そんなこんなで人穴を満喫した自分達は次の目的地へと急ぐのでした・・・

今回巡った中では雰囲気のある物件だったと思います!
しかし、他に巡った某神社・・・雨だというのに恐ろしい程の人、人、人・・・途切れがない・・・初詣でもないのに参拝待ちって・・・どーゆー事?
完全に世界遺産効果ですよね・・・
参道上から
もともとお守りの種類豊富な商売っ気丸出しの大きな観光神社は好きではありませんが、それ以前に遠くまで来て人混みに呑まれるのは自分のポリシーに反するので、友人が参拝を済ますまで退避しておりました・・・

神社に来てお参りもしないなんて?・・・いいんです敬意は払ってますから・・・そもそも観光ついでに神社に来て写真撮りまくってる時点で神に対する冒涜ですしね(笑)
今後有名寺社はどんどんテーマパーク化して行くと思います・・・家族連れで賑わう、それもありだと思います・・・
何よりそちらに人が流れてくれれば 自分にとっては喜ばしい事です!

欲を言えばコンビニや大手外食チェーンも誘致すれば、更に観光客に優しい物件になるでしょう・・・
変なみやげ物屋を造るよりよっぽどマシかと・・・景観?人が大勢押し寄せる時点で景観もクソもないと思いますが、取り敢えずバイトの制服を作務衣風と巫女装束風にすればOKかと・・・〇〇風てのがミソですね(笑)
巫女さんがレジ打ちしてるとなれば、その手の客層の獲得も容易かと・・・

最後にひとつ・・・この人穴がドコへ通じているのか?
【吾妻鏡】に記述はありませんが、【新編鎌倉志】の江ノ島の項に以下の様な記述があります、

【仁田の四郎が拔穴】
龍が池の東にあり。
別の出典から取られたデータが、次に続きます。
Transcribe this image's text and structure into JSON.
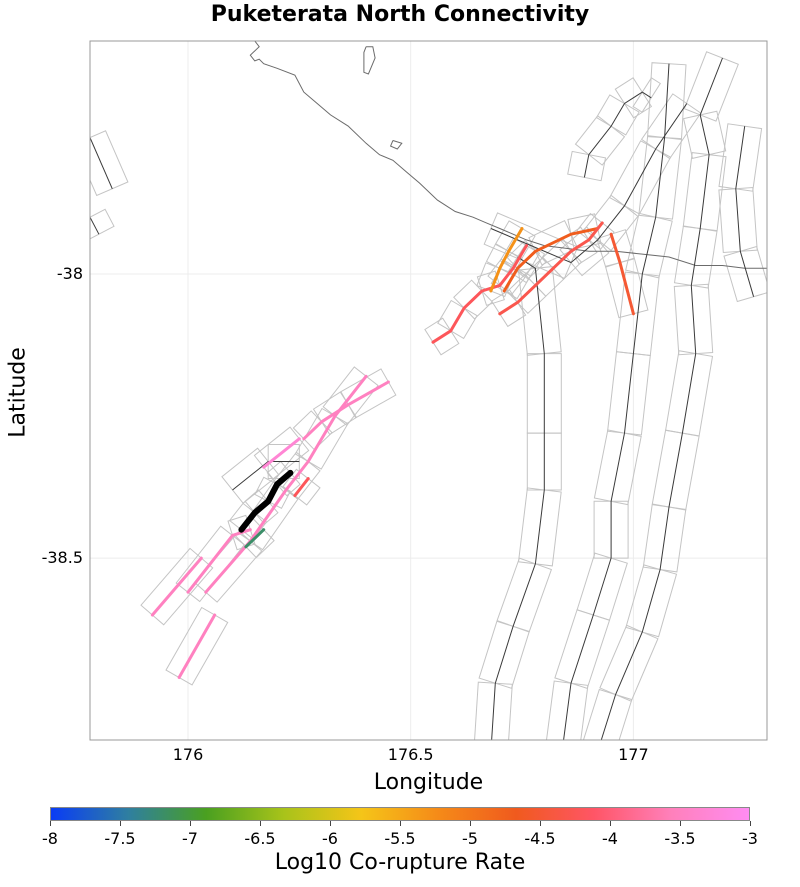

穴二つあり。俗に二つやぐらとも云ふ。仁田の四郎忠常、富士の人穴より此へ拔け出でたりと云傳ふ。
【東鑑】に建仁三年六月三日、頼家将軍、仁田の四郎忠常を富士山の人穴に遣し、其の所を究め見せしめ給ふ。
一日一夜を經て歸るとあり。此の所へ拔け出たりとはなし。

何と人穴江ノ島に繋がっていたという話もある様です・・・そんなアホなぁ~(笑)
しかし、【鎌倉攬勝考】では、
【新田の拔穴】
『仁田と書は誤なり。新田四郎忠常なり。忠常は豆州の人にて今も豆州に新田と称する有。四郎忠常が出所の地といふ。』白龍窟の東に二穴あり。土人いふ新田四郎忠常が富士の穴より此穴え拔たりといふは妄談なり。
【東鑑】に建仁三年六月三日、頼家将軍の仰に依て新田四郎忠常人穴へ入二日一夜を経て歸るとあり。此へ出しといふ事は見えず。